Hacken heeft niets te maken met het willen uitoefenen van macht?
“Dat komt er ook bij. Het leuke aan hacken is het puzzelen. Als je daar uitzonderlijk goed in bent, heb je een streepje voor en ben je machtiger dan de rest. Hackers worden wel eens opgedeeld in autisten en narcisten. De autisten hoor je niet: ze houden zich in stilte bezig met hun fantastische zoektochten in computernetwerken. De narcisten hoor je wel, alleen is wat zij te melden hebben meestal niet zo wereldschokkend.”
Hoort Edward Snowden thuis in het narcistische kamp?
“Ik denk het niet. Al zit Snowden op een niveau waarop nog moeilijk vast te stellen is wat zijn échte verhaal is. Booz Allen Hamilton, het bedrijf waarvoor hij werkte, was natuurlijk best akelig. Daar aan de slag gaan, is naar mijn gevoel hetzelfde als overlopen naar de dark side. Maar misschien kwam Snowden écht tot inkeer.
“Julian Assange is denk ik wel een beetje narcistisch. Tezelfdertijd is het heel belangrijk dat mensen belangrijke waarheden op een platform als Wikileaks kunnen plaatsen.
“De grote drang naar eerlijkheid bij hackers hangt nauw samen met dat autismespectrum. Er mag niet gelogen worden en álles moet getoond worden. Een eerlijk verhaal kan ook als wapen gebruikt worden: de kennis die je verzamelde, geeft je macht. Assange heeft vast fouten gemaakt.
“De sinds 2018 vermiste Nederlandse hacker Arjen Kamphuis hielp bedrijven, ngo’s en journalisten met het beveiligen van hun informatiesystemen. Ook hij had bedenkingen bij Assange, maar verzekerde mij er wel van dat alle informatie op Wikileaks echt is. Je vindt daar geen nepnieuws, maar échte documenten, de waarheid dus. Terwijl inlichtingendiensten zoals CIA en NSA een lange geschiedenis van leugens en bedrog met zich meeslepen.
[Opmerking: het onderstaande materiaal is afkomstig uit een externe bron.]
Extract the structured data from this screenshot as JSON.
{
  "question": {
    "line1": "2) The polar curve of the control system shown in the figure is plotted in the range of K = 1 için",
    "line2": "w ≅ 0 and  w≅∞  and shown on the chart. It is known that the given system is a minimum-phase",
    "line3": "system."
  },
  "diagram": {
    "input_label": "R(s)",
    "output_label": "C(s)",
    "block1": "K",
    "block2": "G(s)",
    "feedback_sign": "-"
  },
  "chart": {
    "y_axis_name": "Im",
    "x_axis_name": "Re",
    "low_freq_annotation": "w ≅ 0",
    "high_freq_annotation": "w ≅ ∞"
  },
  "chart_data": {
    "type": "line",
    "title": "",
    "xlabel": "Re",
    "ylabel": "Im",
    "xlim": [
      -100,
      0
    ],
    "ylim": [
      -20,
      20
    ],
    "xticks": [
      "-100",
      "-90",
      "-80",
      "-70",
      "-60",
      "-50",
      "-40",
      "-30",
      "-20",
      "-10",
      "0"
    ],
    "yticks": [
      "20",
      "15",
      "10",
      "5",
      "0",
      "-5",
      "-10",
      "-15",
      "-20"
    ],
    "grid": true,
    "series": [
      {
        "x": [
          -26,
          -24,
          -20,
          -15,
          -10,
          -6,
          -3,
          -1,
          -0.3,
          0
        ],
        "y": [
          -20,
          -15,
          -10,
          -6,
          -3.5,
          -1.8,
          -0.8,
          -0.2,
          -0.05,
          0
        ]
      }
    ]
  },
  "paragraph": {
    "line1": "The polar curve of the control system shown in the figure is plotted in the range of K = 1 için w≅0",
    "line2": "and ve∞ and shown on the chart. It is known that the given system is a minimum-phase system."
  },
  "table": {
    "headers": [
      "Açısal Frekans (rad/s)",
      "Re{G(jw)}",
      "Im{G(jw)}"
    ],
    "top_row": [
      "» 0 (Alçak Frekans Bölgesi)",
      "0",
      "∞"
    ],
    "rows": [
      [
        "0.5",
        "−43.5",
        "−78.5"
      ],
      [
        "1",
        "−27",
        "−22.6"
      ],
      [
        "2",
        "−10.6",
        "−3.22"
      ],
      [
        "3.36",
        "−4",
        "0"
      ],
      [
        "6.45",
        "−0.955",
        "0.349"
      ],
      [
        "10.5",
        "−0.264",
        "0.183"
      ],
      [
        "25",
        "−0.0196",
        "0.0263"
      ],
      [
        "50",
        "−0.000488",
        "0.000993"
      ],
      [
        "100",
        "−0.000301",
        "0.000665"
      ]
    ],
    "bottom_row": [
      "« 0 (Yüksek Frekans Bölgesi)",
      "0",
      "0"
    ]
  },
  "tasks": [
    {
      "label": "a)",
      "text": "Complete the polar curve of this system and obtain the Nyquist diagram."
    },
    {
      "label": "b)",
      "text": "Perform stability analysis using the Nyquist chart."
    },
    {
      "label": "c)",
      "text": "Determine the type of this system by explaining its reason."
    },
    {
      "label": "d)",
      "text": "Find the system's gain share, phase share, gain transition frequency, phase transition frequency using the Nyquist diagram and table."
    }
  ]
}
“Ik sprak ook met hackers die omwille van hun kwaliteiten wel eens ingehuurd worden door de Nederlandse inlichtingendiensten. Vroeger waren zij de grootste voorstanders van absolute transparantie à la Wikileaks. Nu vinden ze het goed dat een aantal mensen in de gaten gehouden wordt zonder dat het grote publiek daar iets van afweet. ‘Sommigen zijn een groot gevaar voor de samenleving’, zeggen ze. ‘Het is maar goed dat niemand weet wat voor geheime acties de Nederlandse geheime dienst AIVD tegen hen opzet. Anders zouden mensen enkel nodeloos bang worden.’”
Door geheime documenten openbaar te maken, brengt een site als Wikileaks ook mensenlevens nodeloos in gevaar.
“Dat wordt dan altijd gezegd, alleen zag ik daar nog nooit een voorbeeld van. Terwijl Wikileaks wél blootlegde hoeveel Maya-indianen er met medeweten van de Amerikaanse inlichtingendiensten in de jaren zeventig en tachtig in Guatemala vermoord werden. Het is soms tricky om hier in het Westen over Assange of Wikileaks te schrijven. Als je niet oppast, word je in een hoek geduwd waar je liever niet zit.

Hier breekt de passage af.